Und dann erfülle ich mir noch einen Traum: Für alte Wasserspringer wie mich ist das Restaurant Le Plongeoir eine Ikone. Neben dem historischen Sprungturm auf dem Felsen, bietet es auf mehreren Ebenen mediterrane Küche mit Küstenblick – Gazpacho mit Burrata, Seebrasse vom Grill, Tarte Tatin mit Eis. Das Essen ist köstlich, bezahlbar, der Blick nicht.
... und Saint-Tropez
Eineinhalb Autostunden entfernt liegt Saint-Tropez. Schwer vorstellbar, dass man auf die Idee kommt, bei den Klischees Reich, Schön, Spaß und Leisure hier eine Unterkunft zum Arbeiten zu suchen. Doch der deutsche Maler Stefan Szczesny lebt und arbeitet in SaintTropez seit 30 Jahren und sagt: „Das Licht, das Licht hier macht den Unterschied.“
Vielleicht hat sich die Althoff Villa Belrose, in der ich einchecke, deshalb mit vielen seiner farbenfrohen Bilder und Skulpturen geschmückt. Das etwas Verspielte tut dem BoutiqueHotel gut, denn ansonsten vertritt es klar die Position: wo wir sind, ist oben – oben in den Bergen mit Blick auf das ehemalige Fischerdorf Saint-Tropez, oben mit der illustren Gästeliste aus aller Welt, und oben, was das Selbstverständnis eines Luxushotels betrifft.

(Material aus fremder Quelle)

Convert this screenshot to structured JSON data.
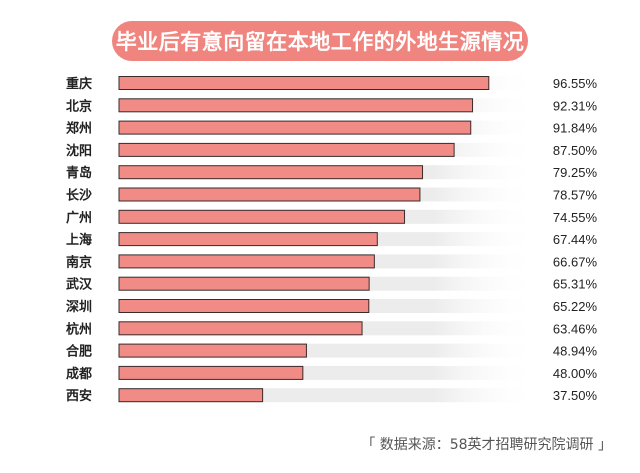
{
  "colors": {
    "bar_fill": "#f08b86",
    "bar_stroke": "#3a2b2b",
    "track": "#ececec",
    "title_bg": "#f0857f",
    "title_text": "#ffffff",
    "label_text": "#222222",
    "source_text": "#555555"
  },
  "chart_data": {
    "type": "bar",
    "orientation": "horizontal",
    "title": "毕业后有意向留在本地工作的外地生源情况",
    "categories": [
      "重庆",
      "北京",
      "郑州",
      "沈阳",
      "青岛",
      "长沙",
      "广州",
      "上海",
      "南京",
      "武汉",
      "深圳",
      "杭州",
      "合肥",
      "成都",
      "西安"
    ],
    "values": [
      96.55,
      92.31,
      91.84,
      87.5,
      79.25,
      78.57,
      74.55,
      67.44,
      66.67,
      65.31,
      65.22,
      63.46,
      48.94,
      48.0,
      37.5
    ],
    "value_labels": [
      "96.55%",
      "92.31%",
      "91.84%",
      "87.50%",
      "79.25%",
      "78.57%",
      "74.55%",
      "67.44%",
      "66.67%",
      "65.31%",
      "65.22%",
      "63.46%",
      "48.94%",
      "48.00%",
      "37.50%"
    ],
    "xlim": [
      0,
      100
    ],
    "grid": false,
    "legend": "none"
  },
  "source": "「 数据来源：58英才招聘研究院调研 」"
}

Toskanische Villa, große Poolanlage und toller Ausblick – das ist das große Pfund des Hotels mit 40 Zimmern und Suiten. Der Check-in mit einem Glas Champagner erfolgt auf der riesigen Terrasse, inklusive eines großen Hallos des General Managers Robert-Jan van Straaten. Dieser bewegt sich fast ständig in Gästesichtweite und parkt in diesem Sommer bei Bedarf auch mal deren Autos. Mein Zimmer ist französisch elegant, Steckdosen sind etwas Mangelware, auch das WLAN etwas schwach auf der Brust. Das scheint ein Côte d’AzurProblem zu sein. Das Hotelrestaurant, so heisst es, ist leider ausgebucht. Der Concierge empfiehlt das „Napoléon“in einer Gasse – ein romantischer Gourmettraum. Lounge Musik vom Live-DJ wabert hier durch die hohen Speiseräume, die Share- Gerichte sind sensationell: Ochsenbäckchen mit Scamorza-Käse, Krabben-Rillette, Kalbsbries. Corona ist weit weg, wie in so vielen Mittelmeer-Momenten in diesem Sommer.